3 Dr Alan Newsome’s CSIRO Wildlife team working on the distribution, movements, population ecology and behaviour of dingoes achieved the best of his south-east Australian work of this national program in Nadgee. Nadgee was vital because its population of dogs gave his results relevance to the dog problem in Kosciuszko NP and the other large forested parks and wilderness areas of the great escarpment. It was possible as a long-term study, for over five years, because of the secure tenure of the nature reserve and its isolated population.

I have experienced and studied the three major fires in Nadgee, in 1956, 1972 and 1980. The most important conclusion after the 1972 fire was that every fire is unique and that, after a very severe fire, the distribution of plant species and therefore pattern of animal habitats to a significant degree depends upon the climatic conditions of the two years following the fire. Our study of the 1972 fire was and still is one of the rare integrated studies of pre-fire, ignition and post-fire environments from the geomorphological to the living systems points of view.

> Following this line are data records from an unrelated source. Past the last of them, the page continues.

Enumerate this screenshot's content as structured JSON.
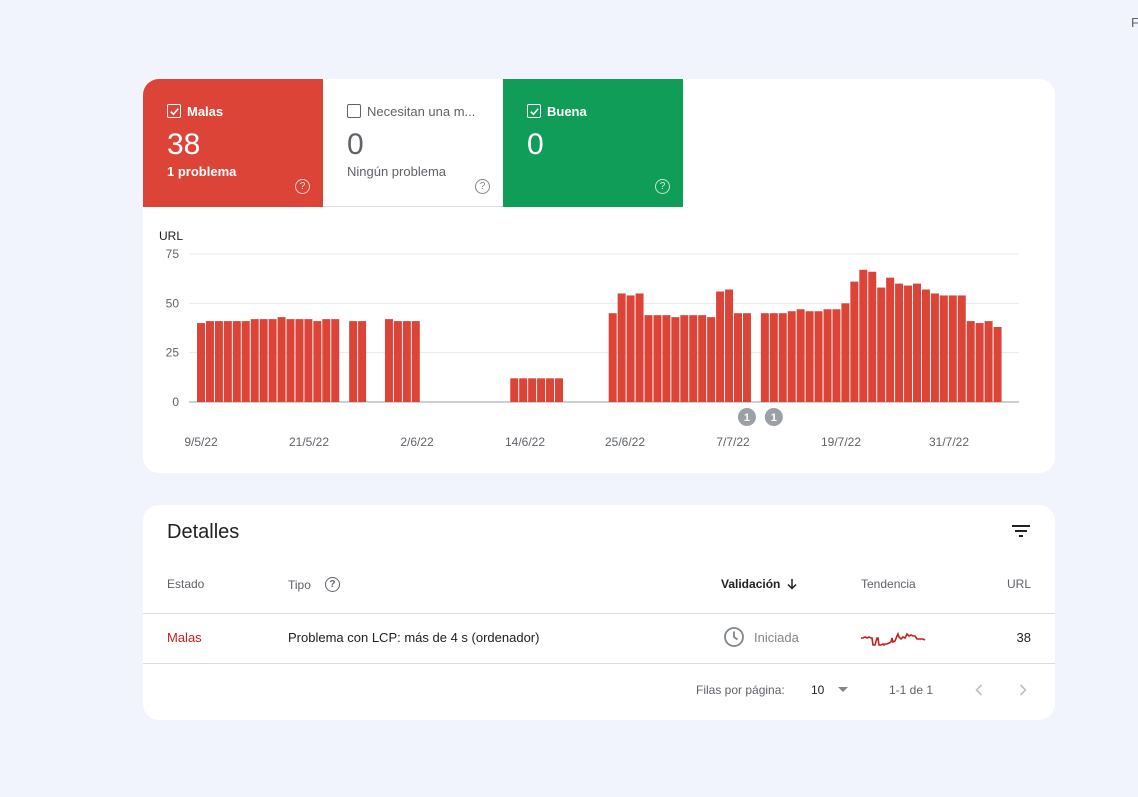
{
  "corner_text": "F",
  "tiles": {
    "bad": {
      "label": "Malas",
      "count": "38",
      "sub": "1 problema",
      "checked": true,
      "color": "#db4437"
    },
    "needs": {
      "label": "Necesitan una m...",
      "count": "0",
      "sub": "Ningún problema",
      "checked": false
    },
    "good": {
      "label": "Buena",
      "count": "0",
      "sub": "",
      "checked": true,
      "color": "#0f9d58"
    }
  },
  "chart_data": {
    "type": "bar",
    "ylabel": "URL",
    "ylim": [
      0,
      75
    ],
    "yticks": [
      "0",
      "25",
      "50",
      "75"
    ],
    "bar_color": "#db4437",
    "x_tick_labels": [
      "9/5/22",
      "21/5/22",
      "2/6/22",
      "14/6/22",
      "25/6/22",
      "7/7/22",
      "19/7/22",
      "31/7/22"
    ],
    "values": [
      40,
      41,
      41,
      41,
      41,
      41,
      42,
      42,
      42,
      43,
      42,
      42,
      42,
      41,
      42,
      42,
      0,
      41,
      41,
      0,
      0,
      42,
      41,
      41,
      41,
      0,
      0,
      0,
      0,
      0,
      0,
      0,
      0,
      0,
      0,
      12,
      12,
      12,
      12,
      12,
      12,
      0,
      0,
      0,
      0,
      0,
      45,
      55,
      54,
      55,
      44,
      44,
      44,
      43,
      44,
      44,
      44,
      43,
      56,
      57,
      45,
      45,
      0,
      45,
      45,
      45,
      46,
      47,
      46,
      46,
      47,
      47,
      50,
      61,
      67,
      66,
      58,
      63,
      60,
      59,
      60,
      57,
      55,
      54,
      54,
      54,
      41,
      40,
      41,
      38
    ],
    "annotations": [
      {
        "label": "1"
      },
      {
        "label": "1"
      }
    ]
  },
  "details": {
    "title": "Detalles",
    "columns": {
      "status": "Estado",
      "type": "Tipo",
      "validation": "Validación",
      "trend": "Tendencia",
      "url": "URL"
    },
    "rows": [
      {
        "status": "Malas",
        "type": "Problema con LCP: más de 4 s (ordenador)",
        "validation": "Iniciada",
        "url": "38"
      }
    ],
    "footer": {
      "rows_per_page_label": "Filas por página:",
      "rows_per_page": "10",
      "range": "1-1 de 1"
    }
  }
}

These items of research were of national significance and which today, under the proposed changes to the track network, could not be worked in Nadgee and probably nowhere else so effectively. Many research programs requiring wide sampling nets – as in fire research, animal distributions and population dynamics, and the regular monitoring of animal populations and plant communities over an extended period – all require reasonable access.

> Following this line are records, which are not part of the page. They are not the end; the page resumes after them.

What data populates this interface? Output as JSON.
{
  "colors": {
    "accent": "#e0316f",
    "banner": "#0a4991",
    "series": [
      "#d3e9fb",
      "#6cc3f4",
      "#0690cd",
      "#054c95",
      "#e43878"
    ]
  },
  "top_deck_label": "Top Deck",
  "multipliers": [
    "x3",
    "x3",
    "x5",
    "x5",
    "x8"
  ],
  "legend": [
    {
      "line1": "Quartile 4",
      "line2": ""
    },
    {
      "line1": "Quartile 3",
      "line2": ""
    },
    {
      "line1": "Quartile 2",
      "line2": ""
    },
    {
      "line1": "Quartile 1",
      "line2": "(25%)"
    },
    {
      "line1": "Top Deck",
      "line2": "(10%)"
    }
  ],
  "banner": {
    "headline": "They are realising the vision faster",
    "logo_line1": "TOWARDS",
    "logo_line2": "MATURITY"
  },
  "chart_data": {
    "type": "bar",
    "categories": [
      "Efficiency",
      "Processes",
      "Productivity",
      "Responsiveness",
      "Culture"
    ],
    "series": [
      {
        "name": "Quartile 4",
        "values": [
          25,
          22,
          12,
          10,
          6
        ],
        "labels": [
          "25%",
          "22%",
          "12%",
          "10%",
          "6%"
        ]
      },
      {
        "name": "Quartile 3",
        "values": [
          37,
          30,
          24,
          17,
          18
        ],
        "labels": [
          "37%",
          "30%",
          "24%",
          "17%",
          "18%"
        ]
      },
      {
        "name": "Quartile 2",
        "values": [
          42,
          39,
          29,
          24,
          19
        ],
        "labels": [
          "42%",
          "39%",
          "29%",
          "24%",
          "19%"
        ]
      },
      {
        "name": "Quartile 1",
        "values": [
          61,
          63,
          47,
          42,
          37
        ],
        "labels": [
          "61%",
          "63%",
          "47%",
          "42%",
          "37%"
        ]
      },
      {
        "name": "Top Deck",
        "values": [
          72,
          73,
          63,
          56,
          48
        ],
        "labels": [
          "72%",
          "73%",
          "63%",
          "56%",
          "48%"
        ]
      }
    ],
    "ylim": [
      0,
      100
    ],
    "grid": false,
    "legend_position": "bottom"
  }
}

However, the plan highlights a serious concern when it says, "Research will be managed to ensure that environmental impact and conflicts with other values including wilderness values are minimised …" The projects above would not pass this wilderness conflict criterion.

Education

Education is one of the great losses in the proposed management plan. Whereas "solitude and self-reliant recreation" and providing opportunities for "walking, picnicking, beach and lake-oriented recreational activities" get a mention in the Synopsis, there is not one mention of education or even publicity. Yet in "4.3 Use of the Area", appropriate use is defined as to varying degrees education and promotion, followed by conservation of natural and cultural resources, Aboriginal cultural activities, certain types of recreation, then research followed by Service management operations. If that is an appropriate order of priority then I believe little thought has gone into the list. Education, I suspect, has been shoved in as, "oops, we nearly forgot education". But then, even research has run second to recreation.

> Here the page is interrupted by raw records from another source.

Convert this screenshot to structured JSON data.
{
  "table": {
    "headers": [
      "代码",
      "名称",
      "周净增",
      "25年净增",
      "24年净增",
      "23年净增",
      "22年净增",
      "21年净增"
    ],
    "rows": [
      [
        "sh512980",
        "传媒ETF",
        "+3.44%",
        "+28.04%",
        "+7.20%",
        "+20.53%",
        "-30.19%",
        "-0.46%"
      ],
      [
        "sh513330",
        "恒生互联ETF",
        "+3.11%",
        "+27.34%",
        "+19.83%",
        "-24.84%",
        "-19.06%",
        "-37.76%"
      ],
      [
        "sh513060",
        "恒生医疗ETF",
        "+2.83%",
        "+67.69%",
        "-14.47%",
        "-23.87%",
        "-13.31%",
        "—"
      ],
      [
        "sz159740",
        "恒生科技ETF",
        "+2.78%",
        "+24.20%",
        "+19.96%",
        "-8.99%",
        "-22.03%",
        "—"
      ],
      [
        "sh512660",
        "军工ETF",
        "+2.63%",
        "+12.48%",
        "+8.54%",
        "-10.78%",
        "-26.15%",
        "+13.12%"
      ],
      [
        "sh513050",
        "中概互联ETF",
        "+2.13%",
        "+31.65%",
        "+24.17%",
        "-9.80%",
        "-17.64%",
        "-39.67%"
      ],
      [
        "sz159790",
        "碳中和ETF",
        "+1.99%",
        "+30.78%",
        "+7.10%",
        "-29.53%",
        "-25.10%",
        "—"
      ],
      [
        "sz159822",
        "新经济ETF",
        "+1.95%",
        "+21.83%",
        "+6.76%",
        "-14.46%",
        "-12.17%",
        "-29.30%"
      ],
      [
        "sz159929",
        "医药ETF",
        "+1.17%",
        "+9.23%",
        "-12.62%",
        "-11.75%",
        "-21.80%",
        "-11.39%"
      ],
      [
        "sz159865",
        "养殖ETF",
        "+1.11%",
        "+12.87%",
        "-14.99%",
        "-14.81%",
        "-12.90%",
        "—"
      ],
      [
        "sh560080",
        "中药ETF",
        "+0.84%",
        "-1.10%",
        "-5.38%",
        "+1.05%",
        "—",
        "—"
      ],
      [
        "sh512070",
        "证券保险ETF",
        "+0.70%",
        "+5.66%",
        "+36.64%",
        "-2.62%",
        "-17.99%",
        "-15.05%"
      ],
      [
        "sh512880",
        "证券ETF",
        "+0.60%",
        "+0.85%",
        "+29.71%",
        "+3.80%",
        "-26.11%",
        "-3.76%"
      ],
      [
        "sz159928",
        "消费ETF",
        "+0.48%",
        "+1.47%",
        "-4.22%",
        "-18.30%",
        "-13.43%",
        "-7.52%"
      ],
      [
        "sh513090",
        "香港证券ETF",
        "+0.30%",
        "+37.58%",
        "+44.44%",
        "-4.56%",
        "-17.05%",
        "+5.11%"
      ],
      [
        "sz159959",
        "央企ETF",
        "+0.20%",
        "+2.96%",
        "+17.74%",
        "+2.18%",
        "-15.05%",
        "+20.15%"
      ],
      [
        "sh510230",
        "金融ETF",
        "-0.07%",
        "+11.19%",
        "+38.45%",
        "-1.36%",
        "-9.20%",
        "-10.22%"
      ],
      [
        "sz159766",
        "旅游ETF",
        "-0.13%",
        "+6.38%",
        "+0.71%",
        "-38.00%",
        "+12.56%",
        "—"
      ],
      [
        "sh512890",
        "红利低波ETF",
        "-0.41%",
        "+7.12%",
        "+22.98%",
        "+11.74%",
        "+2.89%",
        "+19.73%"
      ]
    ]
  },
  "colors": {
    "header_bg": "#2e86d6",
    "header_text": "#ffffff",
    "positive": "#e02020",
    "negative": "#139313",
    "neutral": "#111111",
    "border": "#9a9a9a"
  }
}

The second paragraph under "4.3.1 Public Use", spells out the extra-Nadgee places which can provide for visitors but ignores the very significant educational value which accrued from local and interstate school groups, university teaching groups and adult groups receiving programs at Newtons Flat and from the summit of Mount Tumbledown, as well as actually taking part in management operations. Visitors left the area after this experience convinced of the value of nature reserves and nature conservation generally.

Incidentally, the real initiator of Nadgee NR, Allen Strom, has half his ashes deposited where his spirit can watch the magnificent sunsets up the Nadgee Estuary. Perhaps if the Wilderness is to be, it could well be the "Strom Wilderness" or the "Wilderness of Hope" (after David Hope, a Nadgee Warden-ranger for fourteen years), for they fought so hard for it and to manage it.

Allan Fox is a long-time NPA member. He has spent a substantial amount of time in Nadgee NR, firstly attached to the FPP, then NSW NPWS and later the Federal NPWS.